Spendenbereitschaft der Menschen sinkt

Gleichwohl bleibt das Bistum nicht von den Auswirkungen der derzeitigen Diskussionen verschont. Denn die Spendenbereitschaft der Menschen für Projekte – egal ob im Bistum oder für weltkirchliche Aufgaben – wird dadurch massiv beeinträchtigt.

Rüdiger Wala/Thomas Pohlmann

 

Das Bistum informiert im Internet über seine Finanzen.

Kommentare

Generalvikar Schreer sagt die Unwahrheit. Das Bistum Hildesheim hat keineswegs die HGB-Vorschriften für große Kapitalgesellschaften "eins zu eins übernommen". In eklatanter Abweichung von den Grundsätzen ordnungsgemäßer Buchführung bilanziert das Bistum Hildesheim systematisch keine Grundstücke und Gebäude. Deshalb ist der Geschäftsbericht ja auch nur eingeschränkt durch die Wirtschaftsprüfer bestätigt worden.

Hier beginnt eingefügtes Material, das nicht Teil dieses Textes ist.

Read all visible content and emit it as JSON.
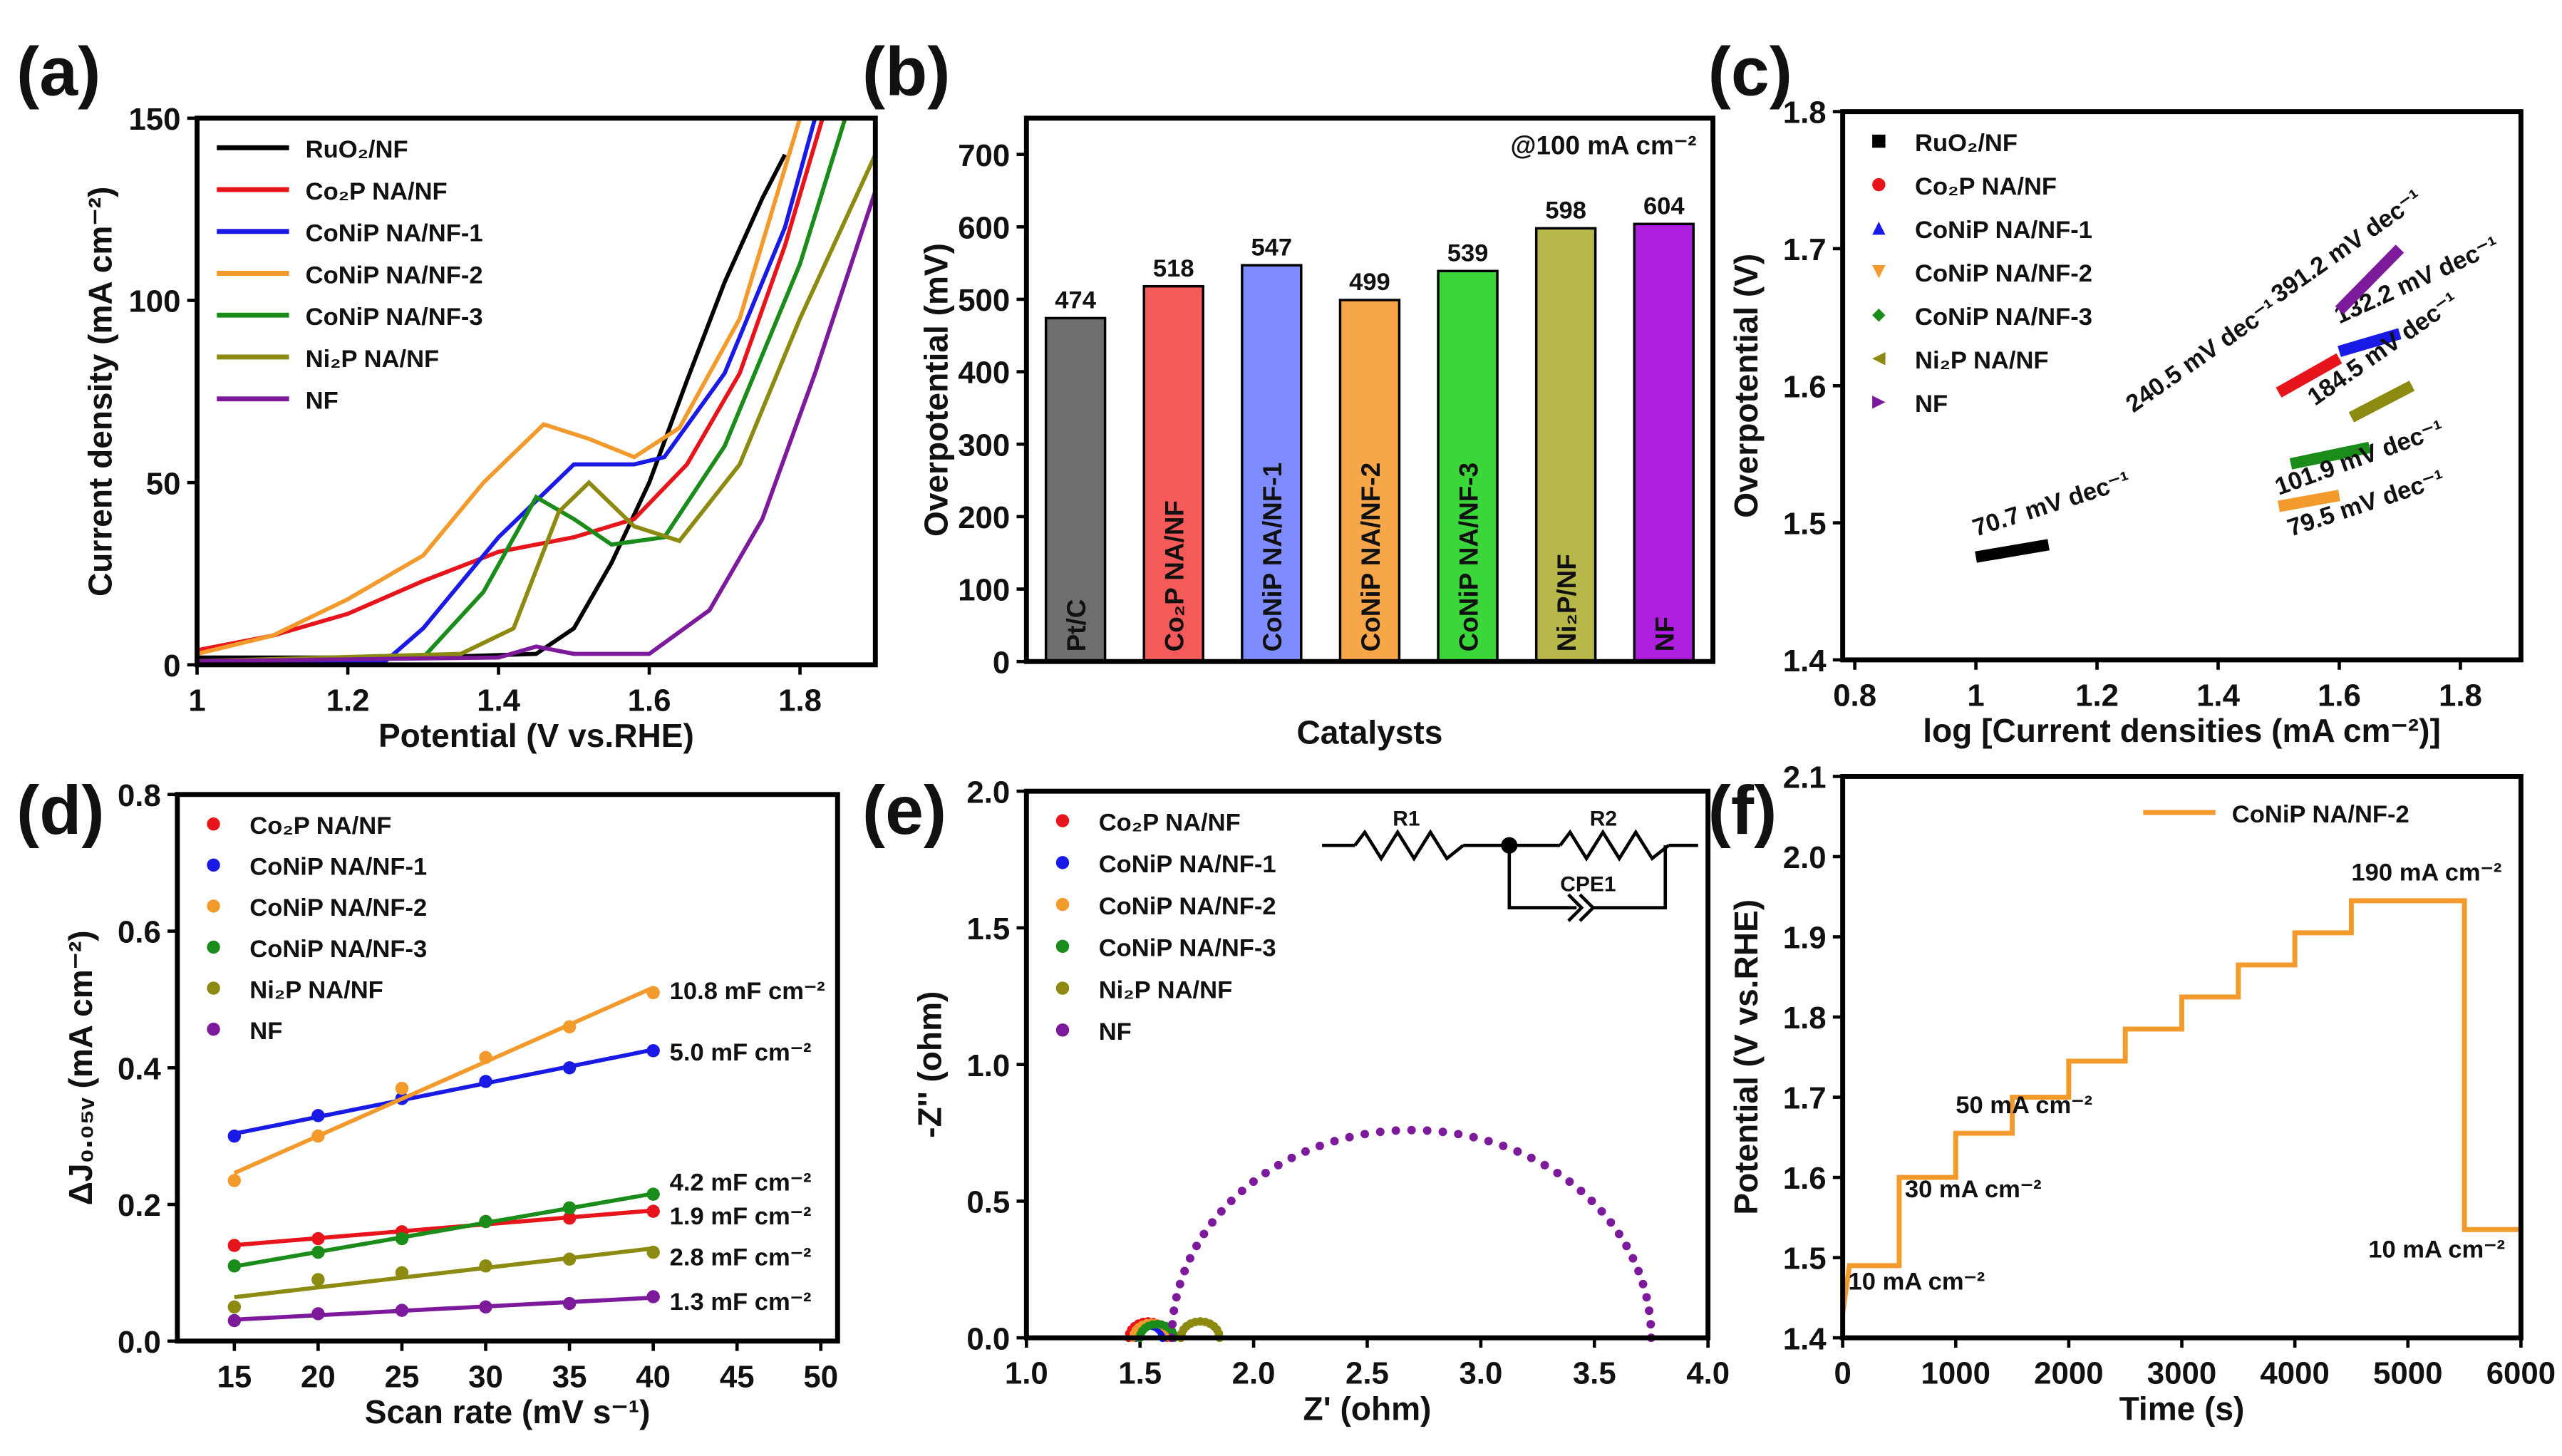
{
  "colors": {
    "RuO2": "#000000",
    "Co2P": "#e8141b",
    "CoNiP1": "#1a1ae6",
    "CoNiP2": "#f39a2c",
    "CoNiP3": "#1a8c1a",
    "Ni2P": "#8c8a10",
    "NF": "#7d1a9c"
  },
  "chart_data": [
    {
      "panel": "(a)",
      "type": "line",
      "xlabel": "Potential (V vs.RHE)",
      "ylabel": "Current density (mA cm⁻²)",
      "xlim": [
        1.0,
        1.9
      ],
      "ylim": [
        0,
        150
      ],
      "xticks": [
        1.0,
        1.2,
        1.4,
        1.6,
        1.8
      ],
      "yticks": [
        0,
        50,
        100,
        150
      ],
      "legend": "top-left",
      "series": [
        {
          "name": "RuO₂/NF",
          "color": "#000000",
          "points": [
            [
              1.0,
              2
            ],
            [
              1.3,
              2
            ],
            [
              1.45,
              3
            ],
            [
              1.5,
              10
            ],
            [
              1.55,
              28
            ],
            [
              1.6,
              50
            ],
            [
              1.65,
              78
            ],
            [
              1.7,
              105
            ],
            [
              1.75,
              128
            ],
            [
              1.78,
              140
            ]
          ]
        },
        {
          "name": "Co₂P NA/NF",
          "color": "#e8141b",
          "points": [
            [
              1.0,
              4
            ],
            [
              1.1,
              8
            ],
            [
              1.2,
              14
            ],
            [
              1.3,
              23
            ],
            [
              1.4,
              31
            ],
            [
              1.5,
              35
            ],
            [
              1.58,
              40
            ],
            [
              1.65,
              55
            ],
            [
              1.72,
              80
            ],
            [
              1.78,
              115
            ],
            [
              1.83,
              150
            ]
          ]
        },
        {
          "name": "CoNiP NA/NF-1",
          "color": "#1a1ae6",
          "points": [
            [
              1.0,
              1
            ],
            [
              1.25,
              1
            ],
            [
              1.3,
              10
            ],
            [
              1.4,
              35
            ],
            [
              1.5,
              55
            ],
            [
              1.58,
              55
            ],
            [
              1.62,
              57
            ],
            [
              1.7,
              80
            ],
            [
              1.78,
              120
            ],
            [
              1.82,
              150
            ]
          ]
        },
        {
          "name": "CoNiP NA/NF-2",
          "color": "#f39a2c",
          "points": [
            [
              1.0,
              3
            ],
            [
              1.1,
              8
            ],
            [
              1.2,
              18
            ],
            [
              1.3,
              30
            ],
            [
              1.38,
              50
            ],
            [
              1.46,
              66
            ],
            [
              1.52,
              62
            ],
            [
              1.58,
              57
            ],
            [
              1.64,
              65
            ],
            [
              1.72,
              95
            ],
            [
              1.8,
              150
            ]
          ]
        },
        {
          "name": "CoNiP NA/NF-3",
          "color": "#1a8c1a",
          "points": [
            [
              1.0,
              1
            ],
            [
              1.3,
              2
            ],
            [
              1.38,
              20
            ],
            [
              1.45,
              46
            ],
            [
              1.5,
              40
            ],
            [
              1.55,
              33
            ],
            [
              1.62,
              35
            ],
            [
              1.7,
              60
            ],
            [
              1.8,
              110
            ],
            [
              1.86,
              150
            ]
          ]
        },
        {
          "name": "Ni₂P NA/NF",
          "color": "#8c8a10",
          "points": [
            [
              1.0,
              1
            ],
            [
              1.35,
              3
            ],
            [
              1.42,
              10
            ],
            [
              1.48,
              42
            ],
            [
              1.52,
              50
            ],
            [
              1.58,
              38
            ],
            [
              1.64,
              34
            ],
            [
              1.72,
              55
            ],
            [
              1.8,
              95
            ],
            [
              1.9,
              140
            ]
          ]
        },
        {
          "name": "NF",
          "color": "#7d1a9c",
          "points": [
            [
              1.0,
              1
            ],
            [
              1.4,
              2
            ],
            [
              1.45,
              5
            ],
            [
              1.5,
              3
            ],
            [
              1.6,
              3
            ],
            [
              1.68,
              15
            ],
            [
              1.75,
              40
            ],
            [
              1.82,
              80
            ],
            [
              1.9,
              130
            ]
          ]
        }
      ]
    },
    {
      "panel": "(b)",
      "type": "bar",
      "xlabel": "Catalysts",
      "ylabel": "Overpotential (mV)",
      "ylim": [
        0,
        750
      ],
      "yticks": [
        0,
        100,
        200,
        300,
        400,
        500,
        600,
        700
      ],
      "annotation": "@100 mA cm⁻²",
      "categories": [
        "Pt/C",
        "Co₂P NA/NF",
        "CoNiP NA/NF-1",
        "CoNiP NA/NF-2",
        "CoNiP NA/NF-3",
        "Ni₂P/NF",
        "NF"
      ],
      "values": [
        474,
        518,
        547,
        499,
        539,
        598,
        604
      ],
      "bar_colors": [
        "#6e6e6e",
        "#f55a5a",
        "#7f8cff",
        "#f7a64a",
        "#3ad63a",
        "#b8b84a",
        "#b01ee0"
      ]
    },
    {
      "panel": "(c)",
      "type": "line",
      "xlabel": "log [Current densities (mA cm⁻²)]",
      "ylabel": "Overpotential (V)",
      "xlim": [
        0.78,
        1.9
      ],
      "ylim": [
        1.4,
        1.8
      ],
      "xticks": [
        0.8,
        1.0,
        1.2,
        1.4,
        1.6,
        1.8
      ],
      "yticks": [
        1.4,
        1.5,
        1.6,
        1.7,
        1.8
      ],
      "legend": "top-left",
      "series": [
        {
          "name": "RuO₂/NF",
          "color": "#000000",
          "marker": "square",
          "points": [
            [
              1.0,
              1.475
            ],
            [
              1.12,
              1.484
            ]
          ],
          "label": "70.7 mV dec⁻¹",
          "label_at": [
            1.0,
            1.49
          ]
        },
        {
          "name": "Co₂P NA/NF",
          "color": "#e8141b",
          "marker": "circle",
          "points": [
            [
              1.5,
              1.595
            ],
            [
              1.6,
              1.62
            ]
          ],
          "label": "240.5 mV dec⁻¹",
          "label_at": [
            1.26,
            1.58
          ]
        },
        {
          "name": "CoNiP NA/NF-1",
          "color": "#1a1ae6",
          "marker": "triangle-up",
          "points": [
            [
              1.6,
              1.625
            ],
            [
              1.7,
              1.638
            ]
          ],
          "label": "132.2 mV dec⁻¹",
          "label_at": [
            1.6,
            1.645
          ]
        },
        {
          "name": "CoNiP NA/NF-2",
          "color": "#f39a2c",
          "marker": "triangle-down",
          "points": [
            [
              1.5,
              1.512
            ],
            [
              1.6,
              1.52
            ]
          ],
          "label": "79.5 mV dec⁻¹",
          "label_at": [
            1.52,
            1.49
          ]
        },
        {
          "name": "CoNiP NA/NF-3",
          "color": "#1a8c1a",
          "marker": "diamond",
          "points": [
            [
              1.52,
              1.543
            ],
            [
              1.65,
              1.555
            ]
          ],
          "label": "101.9 mV dec⁻¹",
          "label_at": [
            1.5,
            1.52
          ]
        },
        {
          "name": "Ni₂P NA/NF",
          "color": "#8c8a10",
          "marker": "triangle-left",
          "points": [
            [
              1.62,
              1.577
            ],
            [
              1.72,
              1.6
            ]
          ],
          "label": "184.5 mV dec⁻¹",
          "label_at": [
            1.56,
            1.585
          ]
        },
        {
          "name": "NF",
          "color": "#7d1a9c",
          "marker": "triangle-right",
          "points": [
            [
              1.6,
              1.655
            ],
            [
              1.7,
              1.7
            ]
          ],
          "label": "391.2 mV dec⁻¹",
          "label_at": [
            1.5,
            1.66
          ]
        }
      ]
    },
    {
      "panel": "(d)",
      "type": "scatter",
      "xlabel": "Scan rate (mV s⁻¹)",
      "ylabel": "ΔJ₀.₀₅ᵥ (mA cm⁻²)",
      "xlim": [
        11.6,
        51
      ],
      "ylim": [
        0,
        0.8
      ],
      "xticks": [
        15,
        20,
        25,
        30,
        35,
        40,
        45,
        50
      ],
      "yticks": [
        0.0,
        0.2,
        0.4,
        0.6,
        0.8
      ],
      "ytick_decimals": 1,
      "legend": "top-left",
      "x": [
        15,
        20,
        25,
        30,
        35,
        40
      ],
      "series": [
        {
          "name": "Co₂P NA/NF",
          "color": "#e8141b",
          "values": [
            0.14,
            0.15,
            0.16,
            0.175,
            0.18,
            0.19
          ],
          "label": "1.9 mF cm⁻²",
          "label_y": 0.185
        },
        {
          "name": "CoNiP NA/NF-1",
          "color": "#1a1ae6",
          "values": [
            0.3,
            0.33,
            0.355,
            0.38,
            0.4,
            0.425
          ],
          "label": "5.0 mF cm⁻²",
          "label_y": 0.425
        },
        {
          "name": "CoNiP NA/NF-2",
          "color": "#f39a2c",
          "values": [
            0.235,
            0.3,
            0.37,
            0.415,
            0.46,
            0.51
          ],
          "label": "10.8 mF cm⁻²",
          "label_y": 0.515
        },
        {
          "name": "CoNiP NA/NF-3",
          "color": "#1a8c1a",
          "values": [
            0.11,
            0.13,
            0.15,
            0.175,
            0.195,
            0.215
          ],
          "label": "4.2 mF cm⁻²",
          "label_y": 0.235
        },
        {
          "name": "Ni₂P NA/NF",
          "color": "#8c8a10",
          "values": [
            0.05,
            0.09,
            0.1,
            0.11,
            0.12,
            0.13
          ],
          "label": "2.8 mF cm⁻²",
          "label_y": 0.125
        },
        {
          "name": "NF",
          "color": "#7d1a9c",
          "values": [
            0.03,
            0.04,
            0.045,
            0.05,
            0.055,
            0.065
          ],
          "label": "1.3 mF cm⁻²",
          "label_y": 0.06
        }
      ]
    },
    {
      "panel": "(e)",
      "type": "scatter",
      "xlabel": "Z' (ohm)",
      "ylabel": "-Z'' (ohm)",
      "xlim": [
        1.0,
        4.0
      ],
      "ylim": [
        0,
        2.0
      ],
      "xticks": [
        1.0,
        1.5,
        2.0,
        2.5,
        3.0,
        3.5,
        4.0
      ],
      "yticks": [
        0.0,
        0.5,
        1.0,
        1.5,
        2.0
      ],
      "ytick_decimals": 1,
      "xtick_decimals": 1,
      "legend": "top-left",
      "circuit": {
        "r1": "R1",
        "r2": "R2",
        "cpe": "CPE1"
      },
      "series": [
        {
          "name": "Co₂P NA/NF",
          "color": "#e8141b",
          "arc": [
            1.45,
            1.62,
            0.06
          ]
        },
        {
          "name": "CoNiP NA/NF-1",
          "color": "#1a1ae6",
          "arc": [
            1.48,
            1.6,
            0.045
          ]
        },
        {
          "name": "CoNiP NA/NF-2",
          "color": "#f39a2c",
          "arc": [
            1.47,
            1.63,
            0.055
          ]
        },
        {
          "name": "CoNiP NA/NF-3",
          "color": "#1a8c1a",
          "arc": [
            1.5,
            1.65,
            0.05
          ]
        },
        {
          "name": "Ni₂P NA/NF",
          "color": "#8c8a10",
          "arc": [
            1.68,
            1.85,
            0.06
          ]
        },
        {
          "name": "NF",
          "color": "#7d1a9c",
          "arc": [
            1.64,
            3.75,
            0.76
          ]
        }
      ]
    },
    {
      "panel": "(f)",
      "type": "line",
      "xlabel": "Time (s)",
      "ylabel": "Potential (V vs.RHE)",
      "xlim": [
        0,
        6000
      ],
      "ylim": [
        1.4,
        2.1
      ],
      "xticks": [
        0,
        1000,
        2000,
        3000,
        4000,
        5000,
        6000
      ],
      "yticks": [
        1.4,
        1.5,
        1.6,
        1.7,
        1.8,
        1.9,
        2.0,
        2.1
      ],
      "ytick_decimals": 1,
      "legend": "top-right",
      "series": [
        {
          "name": "CoNiP NA/NF-2",
          "color": "#f39a2c",
          "steps": [
            [
              0,
              500,
              1.49
            ],
            [
              500,
              1000,
              1.6
            ],
            [
              1000,
              1500,
              1.655
            ],
            [
              1500,
              2000,
              1.7
            ],
            [
              2000,
              2500,
              1.745
            ],
            [
              2500,
              3000,
              1.785
            ],
            [
              3000,
              3500,
              1.825
            ],
            [
              3500,
              4000,
              1.865
            ],
            [
              4000,
              4500,
              1.905
            ],
            [
              4500,
              5500,
              1.945
            ],
            [
              5500,
              6000,
              1.535
            ]
          ]
        }
      ],
      "annotations": [
        {
          "text": "10 mA cm⁻²",
          "at": [
            50,
            1.46
          ]
        },
        {
          "text": "30 mA cm⁻²",
          "at": [
            550,
            1.575
          ]
        },
        {
          "text": "50 mA cm⁻²",
          "at": [
            1000,
            1.68
          ]
        },
        {
          "text": "190 mA cm⁻²",
          "at": [
            4500,
            1.97
          ]
        },
        {
          "text": "10 mA cm⁻²",
          "at": [
            4650,
            1.5
          ]
        }
      ]
    }
  ]
}
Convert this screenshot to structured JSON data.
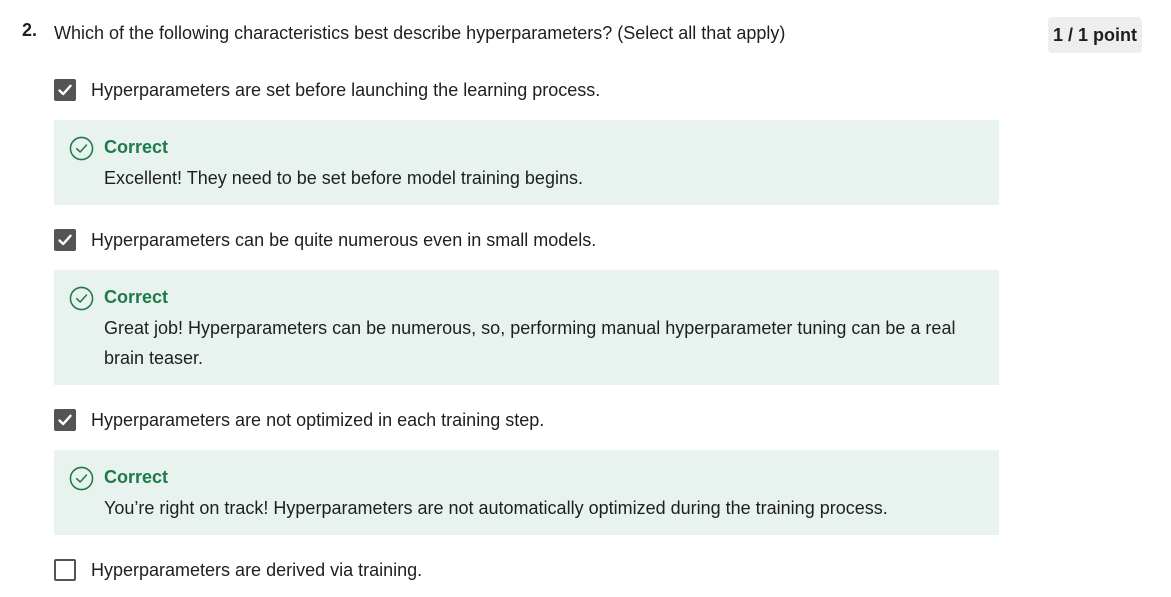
{
  "question": {
    "number": "2.",
    "text": "Which of the following characteristics best describe hyperparameters? (Select all that apply)",
    "score": "1 / 1 point"
  },
  "options": [
    {
      "label": "Hyperparameters are set before launching the learning process.",
      "checked": true,
      "feedback_title": "Correct",
      "feedback_text": "Excellent! They need to be set before model training begins."
    },
    {
      "label": "Hyperparameters can be quite numerous even in small models.",
      "checked": true,
      "feedback_title": "Correct",
      "feedback_text": "Great job! Hyperparameters can be numerous, so, performing manual hyperparameter tuning can be a real brain teaser."
    },
    {
      "label": "Hyperparameters are not optimized in each training step.",
      "checked": true,
      "feedback_title": "Correct",
      "feedback_text": "You’re right on track! Hyperparameters are not automatically optimized during the training process."
    },
    {
      "label": "Hyperparameters are derived via training.",
      "checked": false
    }
  ],
  "colors": {
    "correct_green": "#1e7a49",
    "feedback_bg": "#e8f2ee",
    "checkbox_gray": "#545454",
    "badge_bg": "#eeeeee"
  }
}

Die kirchlichen Grundstücke tauchen zur Zeit in der Tat noch nicht im Geschäftsbericht des Bistums auf. Der Grund dafür ist die Schwierigkeit der korrekten Erfassung kirchlicher Immobilien. Das Bistum arbeitet gerade an einem geeigneten Raster für eine ordnungsgemäße Bilanzierung seiner Immobilien. Sobald es dieses gibt, wird der Geschäftsbericht auch den Immobilienbesitz des Bistums ausweisen. Petra Meschede, Bischöfliche Pressestelle Hildesheim

Liebe Frau Meschede, vielen Dank, dass meinen Kommentar freigeschaltet wurde. Der Hinweis auf die Schwierigkeit der Erfassung bestehender Immobilien kann die Abweichung von den Grundsätzen ordnungsmäßiger Buchführung (GoB), zu denen das Bistum Hildesheim gemäß seiner Rechnungslegungsordnung verpflichtet ist, nicht rechtfertigen. Denn selbst neu erworbene Immobilien werden nicht zu ihrem Anschaffungswert bilanziert, wie es die GoB verlangen. Stattdessen wird der Kaufpreis als Aufwand verbucht und der Wert auch der neuen Immobilien nicht in der Bilanz ausgewiesen. Dadurch wird zudem noch das Jahresergebnis vermindert. Hierfür gibt es keine Rechtfertigung. Deshalb erteilen die Wirtschaftsprüfer dem Jahresabschluss ja auch nur einen eingeschränkten Bestätigungsvermerk. Was die Arbeit an dem Erfassungsraster angeht: Die Kirchen befinden sich hier in einer Situation, die mit der der Kommunen vergleichbar ist, die in den letzten Jahren von der Kameralistik auf die doppelte Buchführung umgestellt haben. Die Kommunen mussten hierbei ebenfalls uralte und z.T. schwer zu bewertende Immobilien (historische Gebäude, Infrastruktur usw.) bilanzieren. Da Kommunen weitaus breiter aufgestellt sind als die Kirchen, dürfte die Vermögenserfassung und -bewertung bei den Kommunen eher noch schwieriger gewesen sein als bei den Kirchen. Dennoch erfolgten die Umstellungen auf die Doppik bei den Kommunen meist innerhalb einiger Jahre. Das Bistum Hildesheim veröffentlicht ab dem Haushaltsjahr 2004 Geschäftsberichte auf der Basis der doppelten Buchführung. Die Umstellung muss demzufolge 2004 weitgehend erfolgt sein. Es ist dann schwer vermittelbar, dass auch knapp 10 Jahre später nicht nur die alten Immobilien nicht bilanziert werden, sondern auch neu erworbene Immobilien nicht ordnungsgemäß verbucht werden.

Anmerkung der Redaktion: Für die Freischaltung eines Kommentars auf der Internetseite der KirchenZeitung ist nicht die Bischöfliche Pressestelle verantwortlich, sondern einzig die Redaktion der KirchenZeitung.